When I was a little girl in Lancaster County, Pennsylvania, my Grandma Longenecker made pot-pie and I helped make the dough, which reminded me of how much fun it felt to play with soft clay at school.
“Marian, bring me some milk now.” I opened the door of her Frigidaire and pulled out a two-quart jar of farm-fresh milk. My job was to measure and pour out a cup of milk, which she blended in her gray granite bowl with an uncooked scrambled egg with a pinch of salt.
I balled my hand into a fist and made a well in the flour as Grandma added the egg and milk mixture and worked it until it felt just like pie dough. The rolling pin came out next, and I got to dust it with more flour. Raising my flour-filled hand high over the cutting board, I made the flour fall like snow onto the rolling pin so the dough wouldn’t stick. The most fun part was cutting the shapeless doughy blob into blocks that looked like matching quilt pieces, like the ones she made at sewing circle.

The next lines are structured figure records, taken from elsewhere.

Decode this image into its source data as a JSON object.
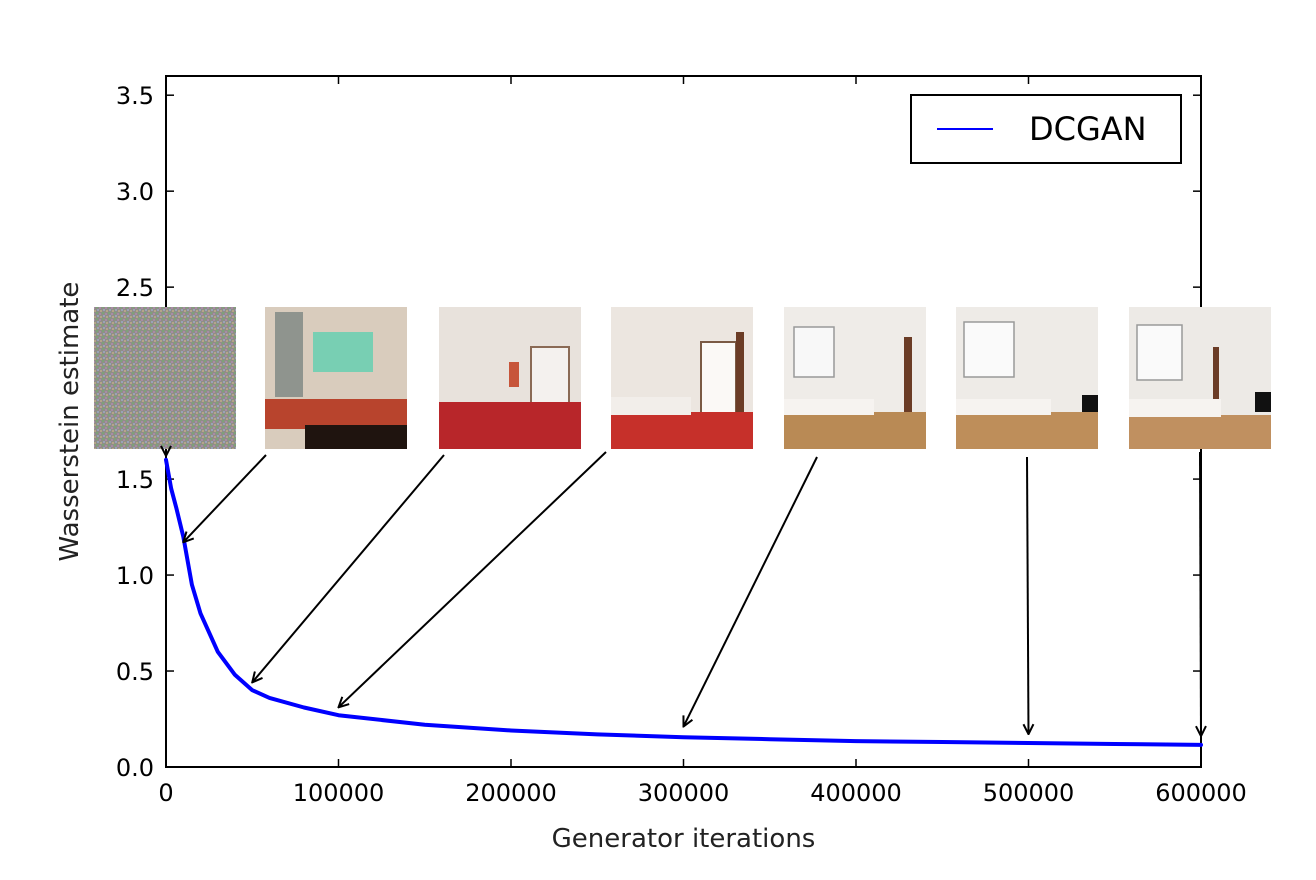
{
  "chart_data": {
    "type": "line",
    "xlabel": "Generator iterations",
    "ylabel": "Wasserstein estimate",
    "xlim": [
      0,
      600000
    ],
    "ylim": [
      0.0,
      3.6
    ],
    "xticks": [
      0,
      100000,
      200000,
      300000,
      400000,
      500000,
      600000
    ],
    "xtick_labels": [
      "0",
      "100000",
      "200000",
      "300000",
      "400000",
      "500000",
      "600000"
    ],
    "yticks": [
      0.0,
      0.5,
      1.0,
      1.5,
      2.0,
      2.5,
      3.0,
      3.5
    ],
    "ytick_labels": [
      "0.0",
      "0.5",
      "1.0",
      "1.5",
      "2.0",
      "2.5",
      "3.0",
      "3.5"
    ],
    "grid": false,
    "legend": "top-right",
    "series": [
      {
        "name": "DCGAN",
        "color": "#0000ff",
        "x": [
          0,
          3000,
          6000,
          10000,
          15000,
          20000,
          30000,
          40000,
          50000,
          60000,
          80000,
          100000,
          150000,
          200000,
          250000,
          300000,
          350000,
          400000,
          450000,
          500000,
          550000,
          600000
        ],
        "y": [
          1.6,
          1.45,
          1.35,
          1.2,
          0.95,
          0.8,
          0.6,
          0.48,
          0.4,
          0.36,
          0.31,
          0.27,
          0.22,
          0.19,
          0.17,
          0.155,
          0.145,
          0.135,
          0.13,
          0.125,
          0.12,
          0.115
        ]
      }
    ],
    "annotations": [
      {
        "label": "sample-0",
        "x": 0,
        "y": 1.6,
        "palette": "noise"
      },
      {
        "label": "sample-1",
        "x": 10000,
        "y": 1.15,
        "palette": "blurry"
      },
      {
        "label": "sample-2",
        "x": 50000,
        "y": 0.42,
        "palette": "red-room"
      },
      {
        "label": "sample-3",
        "x": 100000,
        "y": 0.29,
        "palette": "red-room-2"
      },
      {
        "label": "sample-4",
        "x": 300000,
        "y": 0.19,
        "palette": "wood-room"
      },
      {
        "label": "sample-5",
        "x": 500000,
        "y": 0.15,
        "palette": "wood-room-2"
      },
      {
        "label": "sample-6",
        "x": 600000,
        "y": 0.14,
        "palette": "wood-room-3"
      }
    ]
  }
}
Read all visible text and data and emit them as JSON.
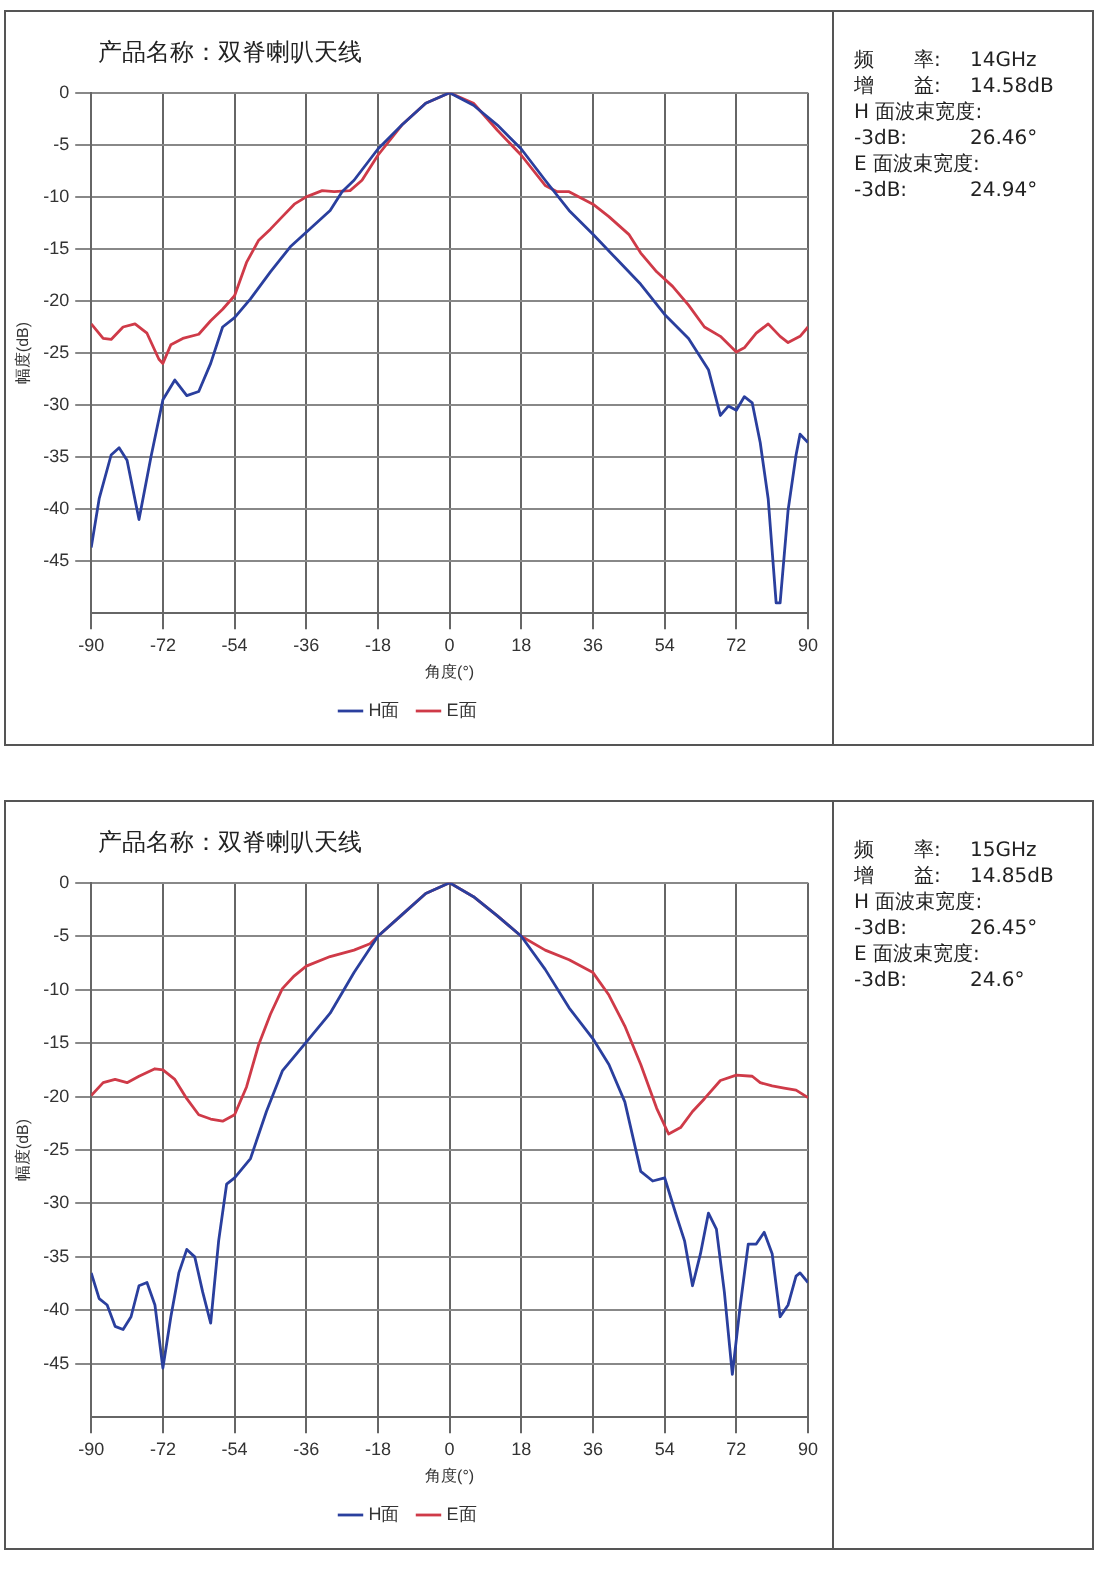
{
  "chart_data": [
    {
      "type": "line",
      "title": "产品名称：双脊喇叭天线",
      "xlabel": "角度(°)",
      "ylabel": "幅度(dB)",
      "xlim": [
        -90,
        90
      ],
      "xticks": [
        -90,
        -72,
        -54,
        -36,
        -18,
        0,
        18,
        36,
        54,
        72,
        90
      ],
      "ylim": [
        -50,
        0
      ],
      "yticks": [
        0,
        -5,
        -10,
        -15,
        -20,
        -25,
        -30,
        -35,
        -40,
        -45
      ],
      "grid": true,
      "legend": "bottom",
      "marker": "none",
      "line_style": "solid",
      "annotations": [
        "频　　率:\t14GHz",
        "增　　益:\t14.58dB",
        "H 面波束宽度:",
        "-3dB:\t26.46°",
        "E 面波束宽度:",
        "-3dB:\t24.94°"
      ],
      "series": [
        {
          "name": "H面",
          "color": "#2a3f9e",
          "x": [
            -90,
            -88,
            -85,
            -83,
            -81,
            -78,
            -75,
            -72,
            -69,
            -66,
            -63,
            -60,
            -57,
            -54,
            -50,
            -45,
            -40,
            -36,
            -30,
            -27,
            -24,
            -18,
            -12,
            -6,
            0,
            6,
            12,
            18,
            24,
            30,
            36,
            42,
            48,
            54,
            60,
            65,
            68,
            70,
            72,
            74,
            76,
            78,
            80,
            82,
            83,
            85,
            87,
            88,
            90
          ],
          "values": [
            -43.7,
            -39,
            -34.8,
            -34.1,
            -35.3,
            -41,
            -35,
            -29.5,
            -27.6,
            -29.1,
            -28.7,
            -26,
            -22.5,
            -21.6,
            -19.8,
            -17.2,
            -14.8,
            -13.4,
            -11.3,
            -9.5,
            -8.4,
            -5.4,
            -3.1,
            -1,
            0,
            -1.2,
            -3.1,
            -5.4,
            -8.4,
            -11.3,
            -13.6,
            -16,
            -18.4,
            -21.3,
            -23.6,
            -26.6,
            -31,
            -30.1,
            -30.5,
            -29.2,
            -29.8,
            -33.6,
            -39,
            -49,
            -49,
            -40.1,
            -34.8,
            -32.8,
            -33.6
          ]
        },
        {
          "name": "E面",
          "color": "#cf3a48",
          "x": [
            -90,
            -87,
            -85,
            -82,
            -79,
            -76,
            -73,
            -72,
            -70,
            -67,
            -63,
            -60,
            -57,
            -54,
            -51,
            -48,
            -45,
            -42,
            -39,
            -36,
            -32,
            -29,
            -25,
            -22,
            -18,
            -12,
            -6,
            0,
            6,
            12,
            18,
            24,
            27,
            30,
            33,
            36,
            40,
            45,
            48,
            52,
            56,
            60,
            64,
            68,
            72,
            74,
            77,
            80,
            83,
            85,
            88,
            90
          ],
          "values": [
            -22.2,
            -23.6,
            -23.7,
            -22.5,
            -22.2,
            -23.1,
            -25.6,
            -26,
            -24.2,
            -23.6,
            -23.2,
            -21.9,
            -20.8,
            -19.5,
            -16.3,
            -14.2,
            -13.1,
            -11.9,
            -10.7,
            -10,
            -9.4,
            -9.5,
            -9.4,
            -8.4,
            -6,
            -3.1,
            -1,
            0,
            -1,
            -3.6,
            -6,
            -8.9,
            -9.5,
            -9.5,
            -10.1,
            -10.7,
            -11.9,
            -13.6,
            -15.4,
            -17.2,
            -18.6,
            -20.4,
            -22.5,
            -23.4,
            -24.9,
            -24.5,
            -23.1,
            -22.2,
            -23.4,
            -24,
            -23.4,
            -22.5
          ]
        }
      ]
    },
    {
      "type": "line",
      "title": "产品名称：双脊喇叭天线",
      "xlabel": "角度(°)",
      "ylabel": "幅度(dB)",
      "xlim": [
        -90,
        90
      ],
      "xticks": [
        -90,
        -72,
        -54,
        -36,
        -18,
        0,
        18,
        36,
        54,
        72,
        90
      ],
      "ylim": [
        -50,
        0
      ],
      "yticks": [
        0,
        -5,
        -10,
        -15,
        -20,
        -25,
        -30,
        -35,
        -40,
        -45
      ],
      "grid": true,
      "legend": "bottom",
      "marker": "none",
      "line_style": "solid",
      "annotations": [
        "频　　率:\t15GHz",
        "增　　益:\t14.85dB",
        "H 面波束宽度:",
        "-3dB:\t26.45°",
        "E 面波束宽度:",
        "-3dB:\t24.6°"
      ],
      "series": [
        {
          "name": "H面",
          "color": "#2a3f9e",
          "x": [
            -90,
            -88,
            -86,
            -84,
            -82,
            -80,
            -78,
            -76,
            -74,
            -72,
            -70,
            -68,
            -66,
            -64,
            -62,
            -60,
            -58,
            -56,
            -54,
            -50,
            -46,
            -42,
            -36,
            -30,
            -24,
            -18,
            -12,
            -6,
            0,
            6,
            12,
            18,
            24,
            30,
            36,
            40,
            44,
            48,
            51,
            54,
            57,
            59,
            61,
            63,
            65,
            67,
            69,
            71,
            73,
            75,
            77,
            79,
            81,
            83,
            85,
            87,
            88,
            90
          ],
          "values": [
            -36.5,
            -38.9,
            -39.5,
            -41.5,
            -41.8,
            -40.6,
            -37.7,
            -37.4,
            -39.5,
            -45.4,
            -40.6,
            -36.5,
            -34.3,
            -35,
            -38.3,
            -41.2,
            -33.5,
            -28.2,
            -27.6,
            -25.8,
            -21.4,
            -17.6,
            -14.9,
            -12.2,
            -8.4,
            -5,
            -3,
            -1,
            0,
            -1.3,
            -3.1,
            -5,
            -8.1,
            -11.7,
            -14.6,
            -17,
            -20.5,
            -27,
            -27.9,
            -27.6,
            -31.2,
            -33.5,
            -37.7,
            -34.7,
            -30.9,
            -32.4,
            -38.3,
            -46,
            -39.5,
            -33.8,
            -33.8,
            -32.7,
            -34.7,
            -40.6,
            -39.5,
            -36.8,
            -36.5,
            -37.4
          ]
        },
        {
          "name": "E面",
          "color": "#cf3a48",
          "x": [
            -90,
            -87,
            -84,
            -81,
            -78,
            -74,
            -72,
            -69,
            -66,
            -63,
            -60,
            -57,
            -54,
            -51,
            -48,
            -45,
            -42,
            -39,
            -36,
            -30,
            -24,
            -20,
            -18,
            -12,
            -6,
            0,
            6,
            12,
            18,
            24,
            30,
            36,
            40,
            44,
            48,
            52,
            55,
            58,
            61,
            64,
            68,
            72,
            76,
            78,
            81,
            84,
            87,
            90
          ],
          "values": [
            -19.9,
            -18.7,
            -18.4,
            -18.7,
            -18.1,
            -17.4,
            -17.5,
            -18.4,
            -20.2,
            -21.7,
            -22.1,
            -22.3,
            -21.7,
            -19.1,
            -15.2,
            -12.3,
            -9.9,
            -8.7,
            -7.8,
            -6.9,
            -6.3,
            -5.7,
            -5,
            -3,
            -1,
            0,
            -1.3,
            -3.1,
            -5,
            -6.3,
            -7.2,
            -8.4,
            -10.5,
            -13.4,
            -17,
            -21.1,
            -23.5,
            -22.9,
            -21.4,
            -20.2,
            -18.5,
            -18,
            -18.1,
            -18.7,
            -19,
            -19.2,
            -19.4,
            -20.1
          ]
        }
      ]
    }
  ]
}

Grandma had already cooked a small plucked hen in salt water to which she had added some dried tendrils of spicy saffron. These long curls imprinted deep yellow-orange lines into the chicken pieces, adding tang to the dish. Instantly, the anemic chicken looked more zesty with orange striations coloring its flesh. Now it was time to add the dough. Soon I’d be standing on a stool beside the stove with Grandma helping me place the square bits one by one with my thumb and forefinger into the boiling liquid. I loved to find a little space of bubbling chicken broth in the kettle and cover it over with a doughy square. I couldn’t wait until Grandma put the chicken potpie with fresh cabbage slaw on the dinner table - wunderbar.
She never used a recipe to make her magic. One day long after I left home, she wrote it out in pencil for me on an index card with her treasured handwriting. To this day it sits snugly in a hinged box along with Mother’s recipes.